A decreased growth rate of recombinant cells is observed when a cloned gene protein encoded in a multicopy plasmid is induced from a strong promoter. This negative effect on the cell growth rate may be the consequence of alternate use or reallocation of energy, precursor metabolites, and protein synthesizing machinery. In order to analyze the causes for this adverse effect, we have studied how genetic elements present in multicopy plasmids affect the growth ofrecombinant Escherichia coli (K12ΔH1 ΔtrpEA). Turning on of the P_L promoter, whether or not protein‐coding sequences were present downstream of the promoter, decreased the growth of the recombinant cells by 15–50 %. This result suggests that the essential factor(s) for cell growth may be sequestered by the genetic elements present in the plasmids and thus may cause the decreased growth. The negative effect of the de‐repressed P_L promoters on cell growth was partially reversed when the par sequence from pSC101 was inserted into the same plasmid.
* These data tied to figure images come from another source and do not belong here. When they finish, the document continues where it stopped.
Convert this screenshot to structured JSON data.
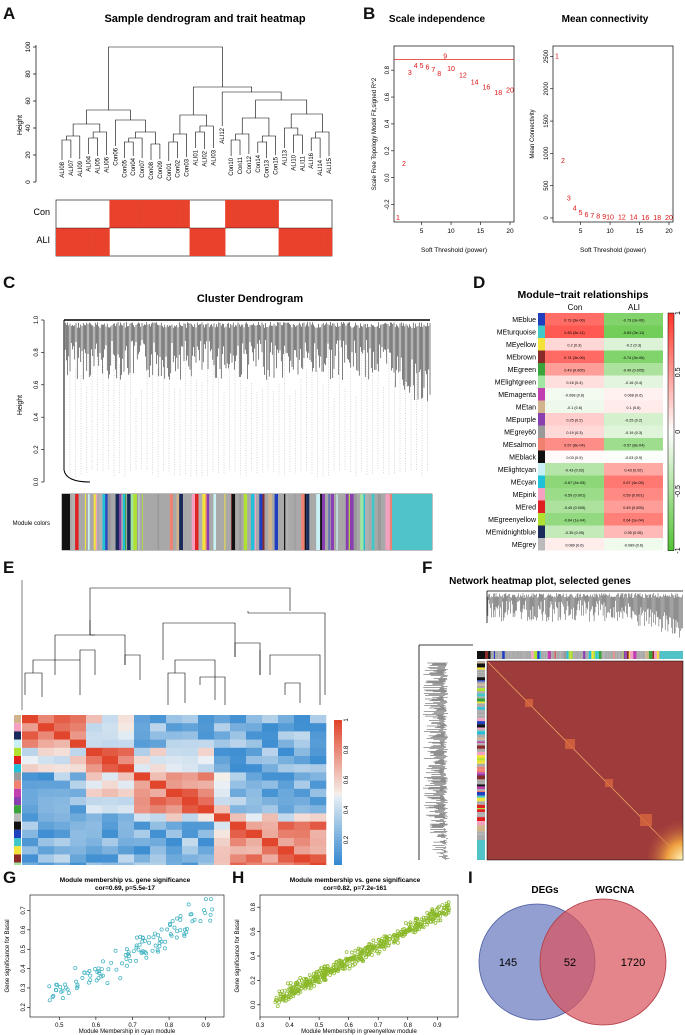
{
  "colors": {
    "red": "#e8412c",
    "white": "#ffffff",
    "cyan": "#4fc3c8",
    "lime": "#9acd32",
    "venn_left": "#6f7fc0",
    "venn_right": "#d9545e",
    "heat_bg": "#9e3b3b"
  },
  "panels": {
    "A": {
      "label": "A",
      "title": "Sample dendrogram and trait heatmap",
      "ylabel": "Height",
      "yticks": [
        "0",
        "20",
        "40",
        "60",
        "80",
        "100"
      ],
      "samples": [
        "ALI08",
        "ALI07",
        "ALI09",
        "ALI04",
        "ALI05",
        "ALI06",
        "Con06",
        "Con05",
        "Con04",
        "Con07",
        "Con08",
        "Con09",
        "Con01",
        "Con02",
        "Con03",
        "ALI01",
        "ALI02",
        "ALI03",
        "ALI12",
        "Con10",
        "Con11",
        "Con12",
        "Con14",
        "Con13",
        "Con15",
        "ALI13",
        "ALI10",
        "ALI11",
        "ALI16",
        "ALI14",
        "ALI15"
      ],
      "traits": [
        "Con",
        "ALI"
      ]
    },
    "B": {
      "label": "B",
      "left": {
        "title": "Scale independence",
        "xlabel": "Soft Threshold (power)",
        "ylabel": "Scale Free Topology Model Fit,signed R^2",
        "yticks": [
          "-0.2",
          "0.0",
          "0.2",
          "0.4",
          "0.6",
          "0.8"
        ],
        "xticks": [
          "5",
          "10",
          "15",
          "20"
        ]
      },
      "right": {
        "title": "Mean connectivity",
        "xlabel": "Soft Threshold (power)",
        "ylabel": "Mean Connectivity",
        "yticks": [
          "0",
          "500",
          "1000",
          "1500",
          "2000",
          "2500"
        ],
        "xticks": [
          "5",
          "10",
          "15",
          "20"
        ]
      }
    },
    "C": {
      "label": "C",
      "title": "Cluster Dendrogram",
      "ylabel": "Height",
      "yticks": [
        "0.0",
        "0.2",
        "0.4",
        "0.6",
        "0.8",
        "1.0"
      ],
      "module_label": "Module colors"
    },
    "D": {
      "label": "D",
      "title": "Module−trait relationships",
      "columns": [
        "Con",
        "ALI"
      ],
      "scale_ticks": [
        "1",
        "0.5",
        "0",
        "-0.5",
        "-1"
      ],
      "modules": [
        {
          "name": "MEblue",
          "color": "#1f3fbf",
          "con": "0.73 (3e-06)",
          "ali": "-0.73 (3e-06)",
          "r": 0.73
        },
        {
          "name": "MEturquoise",
          "color": "#40c8c8",
          "con": "0.83 (3e-11)",
          "ali": "-0.83 (3e-11)",
          "r": 0.83
        },
        {
          "name": "MEyellow",
          "color": "#f2e23a",
          "con": "0.2 (0.3)",
          "ali": "-0.2 (0.3)",
          "r": 0.2
        },
        {
          "name": "MEbrown",
          "color": "#8b2a2a",
          "con": "0.74 (3e-06)",
          "ali": "-0.74 (3e-06)",
          "r": 0.74
        },
        {
          "name": "MEgreen",
          "color": "#3aa33a",
          "con": "0.49 (0.005)",
          "ali": "-0.49 (0.005)",
          "r": 0.49
        },
        {
          "name": "MElightgreen",
          "color": "#a0e6a0",
          "con": "0.16 (0.4)",
          "ali": "-0.16 (0.4)",
          "r": 0.16
        },
        {
          "name": "MEmagenta",
          "color": "#c040b0",
          "con": "-0.068 (0.6)",
          "ali": "0.068 (0.6)",
          "r": -0.07
        },
        {
          "name": "MEtan",
          "color": "#d2b48c",
          "con": "-0.1 (0.6)",
          "ali": "0.1 (0.6)",
          "r": -0.1
        },
        {
          "name": "MEpurple",
          "color": "#8a3fb0",
          "con": "0.25 (0.2)",
          "ali": "-0.25 (0.2)",
          "r": 0.25
        },
        {
          "name": "MEgrey60",
          "color": "#999999",
          "con": "0.19 (0.3)",
          "ali": "-0.19 (0.3)",
          "r": 0.19
        },
        {
          "name": "MEsalmon",
          "color": "#f08070",
          "con": "0.57 (8e-04)",
          "ali": "-0.57 (8e-04)",
          "r": 0.57
        },
        {
          "name": "MEblack",
          "color": "#111111",
          "con": "0.03 (0.9)",
          "ali": "-0.03 (0.9)",
          "r": 0.03
        },
        {
          "name": "MElightcyan",
          "color": "#c8f0f5",
          "con": "-0.43 (0.02)",
          "ali": "0.43 (0.02)",
          "r": -0.43
        },
        {
          "name": "MEcyan",
          "color": "#20c0d8",
          "con": "-0.67 (4e-05)",
          "ali": "0.67 (4e-05)",
          "r": -0.67
        },
        {
          "name": "MEpink",
          "color": "#f5a0c0",
          "con": "-0.59 (0.001)",
          "ali": "0.59 (0.001)",
          "r": -0.59
        },
        {
          "name": "MEred",
          "color": "#e02020",
          "con": "-0.49 (0.005)",
          "ali": "0.49 (0.005)",
          "r": -0.49
        },
        {
          "name": "MEgreenyellow",
          "color": "#b0e030",
          "con": "-0.64 (1e-04)",
          "ali": "0.64 (1e-04)",
          "r": -0.64
        },
        {
          "name": "MEmidnightblue",
          "color": "#1a2a5a",
          "con": "-0.35 (0.05)",
          "ali": "0.35 (0.05)",
          "r": -0.35
        },
        {
          "name": "MEgrey",
          "color": "#bbbbbb",
          "con": "0.089 (0.6)",
          "ali": "-0.089 (0.6)",
          "r": 0.09
        }
      ]
    },
    "E": {
      "label": "E",
      "scale_ticks": [
        "1",
        "0.8",
        "0.6",
        "0.4",
        "0.2",
        "0"
      ]
    },
    "F": {
      "label": "F",
      "title": "Network heatmap plot, selected genes"
    },
    "G": {
      "label": "G",
      "title": "Module membership vs. gene significance",
      "subtitle": "cor=0.69, p=5.5e-17",
      "xlabel": "Module Membership in cyan module",
      "ylabel": "Gene significance for Basal",
      "xticks": [
        "0.5",
        "0.6",
        "0.7",
        "0.8",
        "0.9"
      ],
      "yticks": [
        "0.2",
        "0.3",
        "0.4",
        "0.5",
        "0.6",
        "0.7"
      ]
    },
    "H": {
      "label": "H",
      "title": "Module membership vs. gene significance",
      "subtitle": "cor=0.82, p=7.2e-161",
      "xlabel": "Module Membership in greenyellow module",
      "ylabel": "Gene significance for Basal",
      "xticks": [
        "0.3",
        "0.4",
        "0.5",
        "0.6",
        "0.7",
        "0.8",
        "0.9"
      ],
      "yticks": [
        "0.0",
        "0.2",
        "0.4",
        "0.6",
        "0.8"
      ]
    },
    "I": {
      "label": "I",
      "left_label": "DEGs",
      "right_label": "WGCNA",
      "left_only": "145",
      "overlap": "52",
      "right_only": "1720"
    }
  },
  "chart_data": [
    {
      "type": "scatter",
      "title": "Scale independence",
      "xlabel": "Soft Threshold (power)",
      "ylabel": "Scale Free Topology Model Fit,signed R^2",
      "x": [
        1,
        2,
        3,
        4,
        5,
        6,
        7,
        8,
        9,
        10,
        12,
        14,
        16,
        18,
        20
      ],
      "y": [
        -0.3,
        0.1,
        0.78,
        0.83,
        0.83,
        0.82,
        0.8,
        0.77,
        0.9,
        0.81,
        0.76,
        0.71,
        0.67,
        0.63,
        0.65
      ],
      "xlim": [
        1,
        20
      ],
      "ylim": [
        -0.3,
        0.95
      ],
      "hline": 0.88
    },
    {
      "type": "scatter",
      "title": "Mean connectivity",
      "xlabel": "Soft Threshold (power)",
      "ylabel": "Mean Connectivity",
      "x": [
        1,
        2,
        3,
        4,
        5,
        6,
        7,
        8,
        9,
        10,
        12,
        14,
        16,
        18,
        20
      ],
      "y": [
        2500,
        880,
        300,
        150,
        80,
        45,
        30,
        20,
        15,
        10,
        6,
        4,
        3,
        2,
        1
      ],
      "xlim": [
        1,
        20
      ],
      "ylim": [
        0,
        2600
      ]
    },
    {
      "type": "heatmap",
      "title": "Module−trait relationships",
      "categories": [
        "Con",
        "ALI"
      ]
    },
    {
      "type": "scatter",
      "title": "Module membership vs. gene significance",
      "subtitle": "cor=0.69, p=5.5e-17",
      "xlim": [
        0.42,
        0.95
      ],
      "ylim": [
        0.15,
        0.78
      ]
    },
    {
      "type": "scatter",
      "title": "Module membership vs. gene significance",
      "subtitle": "cor=0.82, p=7.2e-161",
      "xlim": [
        0.3,
        0.97
      ],
      "ylim": [
        -0.1,
        0.9
      ]
    }
  ]
}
In each case when the plasmid carried only the P_L promoter, the P_L promoter followed by the N‐terminal part of the protein‐coding region, or the P_L promoter followed by complete sequences encoding a protein, the par sequence exhibited a positive effect on the growth rate of the recombinant cells, which usually grow at a slower rate than the host cell. In addition, it was found that the recombinant cells bearing the plasmid with the par locus were as resistant as the host cell to osmotic shock when exposed to distilled water, whereas the recombinant cells bearing the plasmid without the par locus were sensitive to osmotic shock and resulted in lysis.